NATO’s problems are compounded by the fact that America’s real threat is China, and its dramatic rise creates powerful incentives for the Americans to get out of Europe and concentrate its forces in East Asia. This, remember, justified Barack Obama’s so-called pivot. It is also worth noting that the Europeans will be of no help to Washington in dealing with Beijing. Indeed, they may even be a hindrance if they continue to transfer so-called dual-use technologies to China.
Enter Trump, who wants to avoid what the nineteenth-century British Prime Minister Lord Salisbury called “the commonest error in politics,” which is “sticking to the carcasses of dead policies.” He is surely right to complain that an overwhelming majority of America’s 28 NATO allies are free riders on the Pentagon. Even his predecessor, a president who received rock-star status in Europe, repudiated America’s European friends for the failing to spend 2 per cent of their economic output on defence.
Trump is deeply hostile to the existing international order, and he is every bit as hostile to the EU as he is to NATO. When he ran for the presidency in 2016, Trump argued that the foreign-policy elites – from the liberal interventionists on the left to hawks and neoconservatives on the right — had been so wrong about so many issues in the post-Cold War era (NATO expansion, Iraq, Afghanistan, Libya, China, financial crisis) that a new way of addressing the world was warranted.
He swept through the Republican primaries before defeating the queen of the liberal establishment Hillary Clinton. From his perspective, “America First” has a mandate.
Of course, once the political outsider was inside the White House, many believed the vulgar and intemperate Trump would be trapped in an iron cage and unable to implement his radical agenda. And for the first year or so, it looked like The Donald would be tamed, as Mattis, McMaster, Kelly and Tillerson boxed him in. The only time he has attracted media praise, remember, was when he bombed Syria! Those days are over. Trump is untethered, on the loose and doing pretty much whatever he wants. In other words, he is free to jettison the Europeans.
Angela Merkel caught the significance of all this early on. According to the German Chancellor more than a year ago, “the times in which we could rely fully on others ‒ they are somewhat over” which means that “we Europeans must really take our fate into our own hands”.

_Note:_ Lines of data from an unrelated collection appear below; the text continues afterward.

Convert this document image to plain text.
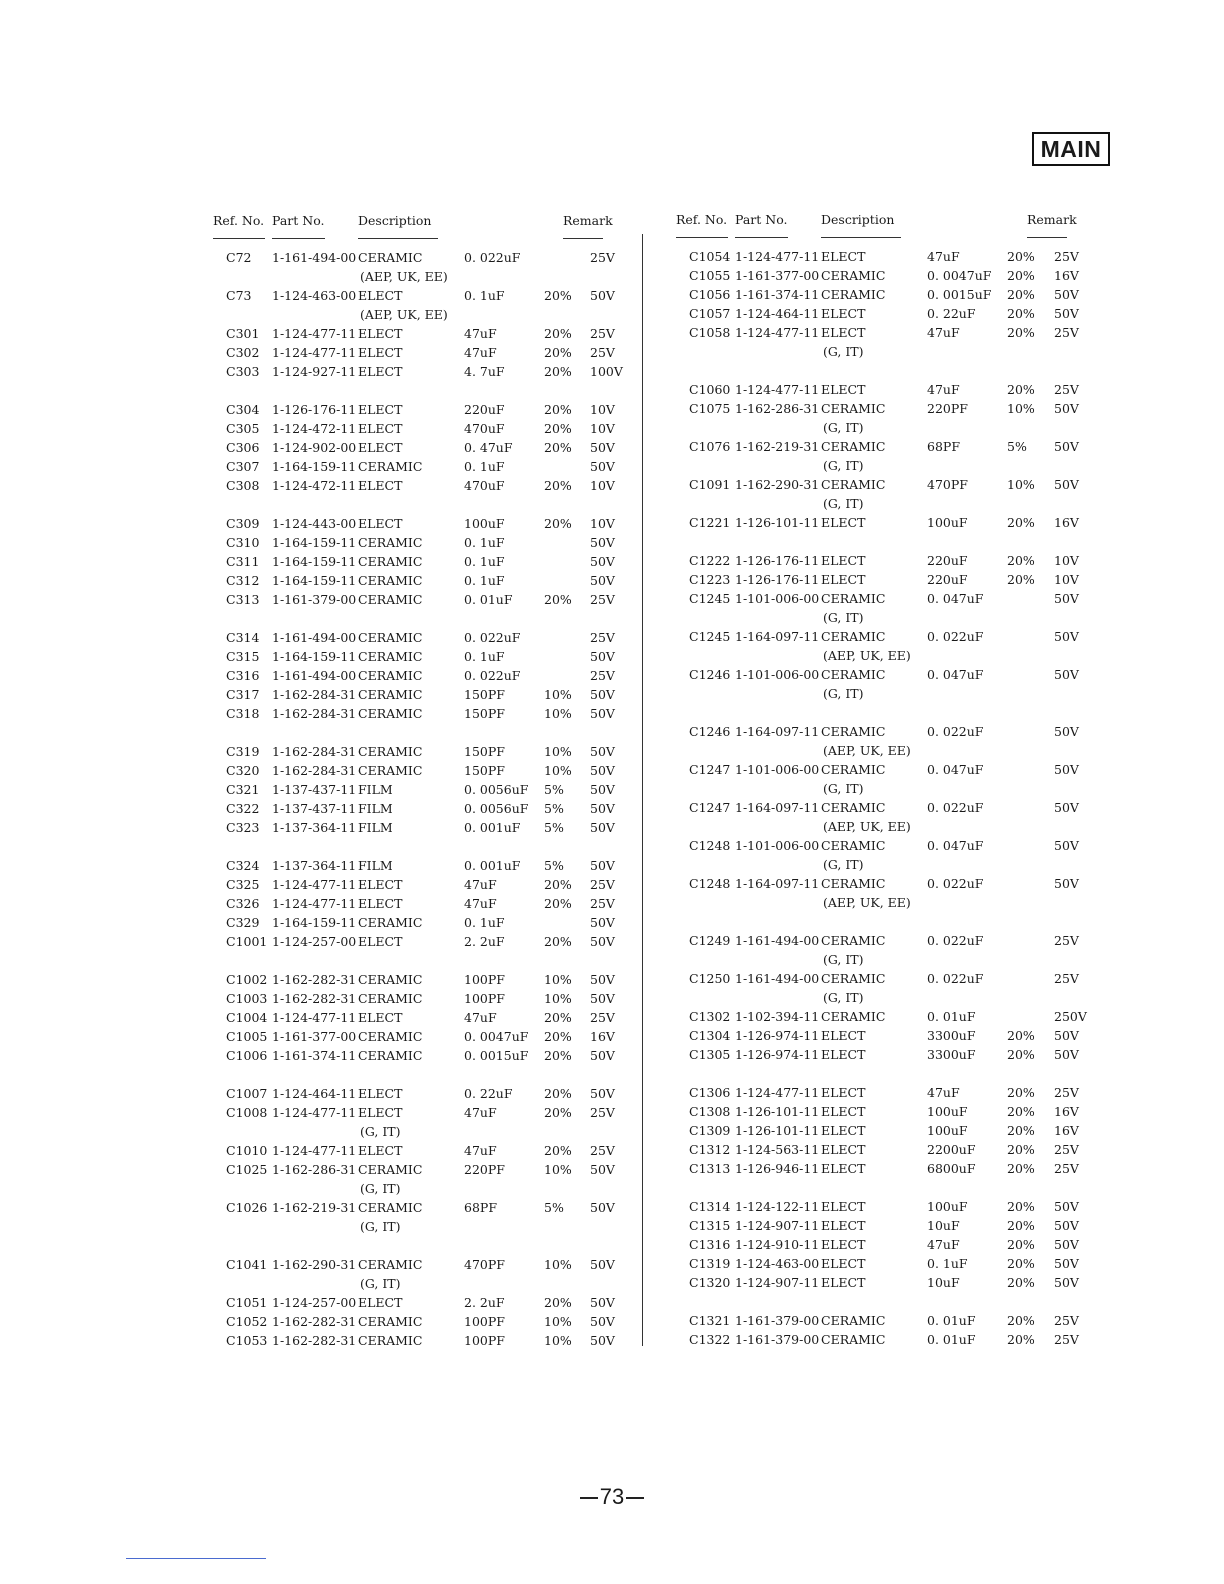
MAIN
Ref. No. Part No.	Description	Remark
C72 1-161-494-00 CERAMIC	0. 022uF	25V
(AEP, UK, EE)
C73 1-124-463-00 ELECT	0. 1uF	20% 50V
(AEP, UK, EE)
C301 1-124-477-11 ELECT	47uF	20% 25V
C302 1-124-477-11 ELECT	47uF	20% 25V
C303 1-124-927-11 ELECT	4. 7uF	20% 100V
C304 1-126-176-11 ELECT	220uF	20% 10V
C305 1-124-472-11 ELECT	470uF	20% 10V
C306 1-124-902-00 ELECT	0. 47uF	20% 50V
C307 1-164-159-11 CERAMIC	0. 1uF	50V
C308 1-124-472-11 ELECT	470uF	20% 10V
C309 1-124-443-00 ELECT	100uF	20% 10V
C310 1-164-159-11 CERAMIC	0. 1uF	50V
C311 1-164-159-11 CERAMIC	0. 1uF	50V
C312 1-164-159-11 CERAMIC	0. 1uF	50V
C313 1-161-379-00 CERAMIC	0. 01uF	20% 25V
C314 1-161-494-00 CERAMIC	0. 022uF	25V
C315 1-164-159-11 CERAMIC	0. 1uF	50V
C316 1-161-494-00 CERAMIC	0. 022uF	25V
C317 1-162-284-31 CERAMIC	150PF	10% 50V
C318 1-162-284-31 CERAMIC	150PF	10% 50V
C319 1-162-284-31 CERAMIC	150PF	10% 50V
C320 1-162-284-31 CERAMIC	150PF	10% 50V
C321 1-137-437-11 FILM	0. 0056uF 5% 50V
C322 1-137-437-11 FILM	0. 0056uF 5% 50V
C323 1-137-364-11 FILM	0. 001uF 5% 50V
C324 1-137-364-11 FILM	0. 001uF 5% 50V
C325 1-124-477-11 ELECT	47uF	20% 25V
C326 1-124-477-11 ELECT	47uF	20% 25V
C329 1-164-159-11 CERAMIC	0. 1uF	50V
C1001 1-124-257-00 ELECT	2. 2uF	20% 50V
C1002 1-162-282-31 CERAMIC	100PF	10% 50V
C1003 1-162-282-31 CERAMIC	100PF	10% 50V
C1004 1-124-477-11 ELECT	47uF	20% 25V
C1005 1-161-377-00 CERAMIC	0. 0047uF 20% 16V
C1006 1-161-374-11 CERAMIC	0. 0015uF 20% 50V
C1007 1-124-464-11 ELECT	0. 22uF	20% 50V
C1008 1-124-477-11 ELECT	47uF	20% 25V
(G, IT)
C1010 1-124-477-11 ELECT	47uF	20% 25V
C1025 1-162-286-31 CERAMIC	220PF	10% 50V
(G, IT)
C1026 1-162-219-31 CERAMIC	68PF	5% 50V
(G, IT)
C1041 1-162-290-31 CERAMIC	470PF	10% 50V
(G, IT)
C1051 1-124-257-00 ELECT	2. 2uF	20% 50V
C1052 1-162-282-31 CERAMIC	100PF	10% 50V
C1053 1-162-282-31 CERAMIC	100PF	10% 50V
Ref. No. Part No.	Description	Remark
C1054 1-124-477-11 ELECT	47uF	20% 25V
C1055 1-161-377-00 CERAMIC	0. 0047uF 20% 16V
C1056 1-161-374-11 CERAMIC	0. 0015uF 20% 50V
C1057 1-124-464-11 ELECT	0. 22uF	20% 50V
C1058 1-124-477-11 ELECT	47uF	20% 25V
(G, IT)
C1060 1-124-477-11 ELECT	47uF	20% 25V
C1075 1-162-286-31 CERAMIC	220PF	10% 50V
(G, IT)
C1076 1-162-219-31 CERAMIC	68PF	5% 50V
(G, IT)
C1091 1-162-290-31 CERAMIC	470PF	10% 50V
(G, IT)
C1221 1-126-101-11 ELECT	100uF	20% 16V
C1222 1-126-176-11 ELECT	220uF	20% 10V
C1223 1-126-176-11 ELECT	220uF	20% 10V
C1245 1-101-006-00 CERAMIC	0. 047uF	50V
(G, IT)
C1245 1-164-097-11 CERAMIC	0. 022uF	50V
(AEP, UK, EE)
C1246 1-101-006-00 CERAMIC	0. 047uF	50V
(G, IT)
C1246 1-164-097-11 CERAMIC	0. 022uF	50V
(AEP, UK, EE)
C1247 1-101-006-00 CERAMIC	0. 047uF	50V
(G, IT)
C1247 1-164-097-11 CERAMIC	0. 022uF	50V
(AEP, UK, EE)
C1248 1-101-006-00 CERAMIC	0. 047uF	50V
(G, IT)
C1248 1-164-097-11 CERAMIC	0. 022uF	50V
(AEP, UK, EE)
C1249 1-161-494-00 CERAMIC	0. 022uF	25V
(G, IT)
C1250 1-161-494-00 CERAMIC	0. 022uF	25V
(G, IT)
C1302 1-102-394-11 CERAMIC	0. 01uF	250V
C1304 1-126-974-11 ELECT	3300uF	20% 50V
C1305 1-126-974-11 ELECT	3300uF	20% 50V
C1306 1-124-477-11 ELECT	47uF	20% 25V
C1308 1-126-101-11 ELECT	100uF	20% 16V
C1309 1-126-101-11 ELECT	100uF	20% 16V
C1312 1-124-563-11 ELECT	2200uF	20% 25V
C1313 1-126-946-11 ELECT	6800uF	20% 25V
C1314 1-124-122-11 ELECT	100uF	20% 50V
C1315 1-124-907-11 ELECT	10uF	20% 50V
C1316 1-124-910-11 ELECT	47uF	20% 50V
C1319 1-124-463-00 ELECT	0. 1uF	20% 50V
C1320 1-124-907-11 ELECT	10uF	20% 50V
C1321 1-161-379-00 CERAMIC	0. 01uF	20% 25V
C1322 1-161-379-00 CERAMIC	0. 01uF	20% 25V
73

So Trump is having the last laugh. This is not just because he has higher approval ratings in the US than the rapidly diminishing Merkel has in Germany – or, for that matter, Emmanel Macron, Justin Trudeau, Theresa May and others have in their countries. It is also because he has contempt for wimps, such as Europe’s leaders, who are afraid to confront him. Trump takes great pleasure in taunting them and even hurting them further politically. Think of the French president’s pathetic attempt to grovel in the White House in April only to see his host brush off his dandruff.
Given all this – Trump’s temperament, his hostility toward NATO and European leaders, the lack of an overriding strategic threat to Europe, the broad historical forces that Owen Harries had foreshadowed a quarter century ago — it is difficult to see how NATO remains a viable entity. And if the Donald wins the next election – a plausible prospect so long as his trade protectionism does not disrupt America’s booming economy – then the game is up for Brussels. Two Trump terms is more than enough time to consign the world’s greatest alliance to the ash heap of history.